Interpretive Summary: A major biological goal is to associate variation in the genome of an organism with phenotypic (trait) variation. This is no different for chicken where the first genome assembly was released in 2004. A key effort is to identify all the transcripts (RNAs) that are generated with respect to development age and tissue. In this submission, 19 different tissues from ARS experimental birds were sequenced using a new technology that provides more bases that can be read for each RNA molecule. By mapping these reads to the chicken genome followed by computational analyses, over 74,000 transcripts were identified with approximately 40% not previously known. This effort greatly increases the power of the chicken genome, which will ultimately result in more accurate methods to bred and rear poultry.

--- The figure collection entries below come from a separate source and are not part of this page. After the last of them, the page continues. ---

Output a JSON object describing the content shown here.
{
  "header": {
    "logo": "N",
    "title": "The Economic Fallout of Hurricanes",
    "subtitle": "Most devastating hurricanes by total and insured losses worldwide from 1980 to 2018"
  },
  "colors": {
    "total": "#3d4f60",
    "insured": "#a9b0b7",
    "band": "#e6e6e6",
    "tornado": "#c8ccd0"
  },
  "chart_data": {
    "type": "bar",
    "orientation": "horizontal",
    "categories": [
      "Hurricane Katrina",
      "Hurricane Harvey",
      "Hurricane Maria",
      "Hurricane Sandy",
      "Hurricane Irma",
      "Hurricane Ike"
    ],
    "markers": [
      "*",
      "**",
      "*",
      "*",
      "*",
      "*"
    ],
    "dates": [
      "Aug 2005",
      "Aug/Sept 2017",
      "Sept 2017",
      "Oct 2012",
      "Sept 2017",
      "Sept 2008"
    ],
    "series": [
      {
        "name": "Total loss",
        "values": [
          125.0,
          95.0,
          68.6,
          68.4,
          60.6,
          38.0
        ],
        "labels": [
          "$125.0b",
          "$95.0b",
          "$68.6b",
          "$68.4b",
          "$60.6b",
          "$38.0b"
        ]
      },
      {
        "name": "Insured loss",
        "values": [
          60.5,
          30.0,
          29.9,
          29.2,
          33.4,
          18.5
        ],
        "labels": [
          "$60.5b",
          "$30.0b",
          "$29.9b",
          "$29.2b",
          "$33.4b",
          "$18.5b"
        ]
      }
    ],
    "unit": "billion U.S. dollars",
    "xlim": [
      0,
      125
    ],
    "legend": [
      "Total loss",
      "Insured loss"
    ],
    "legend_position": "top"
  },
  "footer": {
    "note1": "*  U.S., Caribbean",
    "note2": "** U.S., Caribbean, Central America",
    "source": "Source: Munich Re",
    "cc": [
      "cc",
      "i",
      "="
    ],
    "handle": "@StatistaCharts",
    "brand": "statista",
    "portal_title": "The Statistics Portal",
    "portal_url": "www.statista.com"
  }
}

Technical Abstract: To identify and annotate transcript isoforms in the chicken genome, we generated Nanopore long-read sequencing data from 68 samples that encompassed 19 diverse tissues collected from experimental adult male and female White Leghorn chickens. More than 23.8 million reads with mean read length of 790 bases and average quality of 18.2 were generated. The annotation and subsequent filtering resulted in the identification of 55,382 transcripts at 40,547 loci with mean length of 1,700 bases. We predicted 30,967 coding transcripts at 19,461 loci, and 16,495 lncRNA transcripts at 15,512 loci. Compared to existing reference annotations, we found ~52% of annotated transcripts could be partially or fully matched while ~47% were novel. Seventy percent of novel transcripts were potentially transcribed from lncRNA loci. Based on our annotation, we quantified transcript expression across tissues and found two brain tissues (i.e., cerebellum and cortex) expressed the highest number of transcripts and loci. Furthermore, ~22% of the transcripts displayed tissue specificity with the reproductive tissues (i.e., testis and ovary) exhibiting the most tissue-specific transcripts. Despite our wide sampling, ~20% of Ensemble reference loci were not detected. This suggests that deeper sequencing and additional samples that include different breeds, cell types, developmental stages, and physiological conditions, are needed to fully annotate the chicken genome. The application of Nanopore sequencing in this study demonstrates the usefulness of long-read data in discovering additional novel loci (e.g., lncRNA loci) and resolving complex transcripts (e.g., the longest transcript for the TTN locus).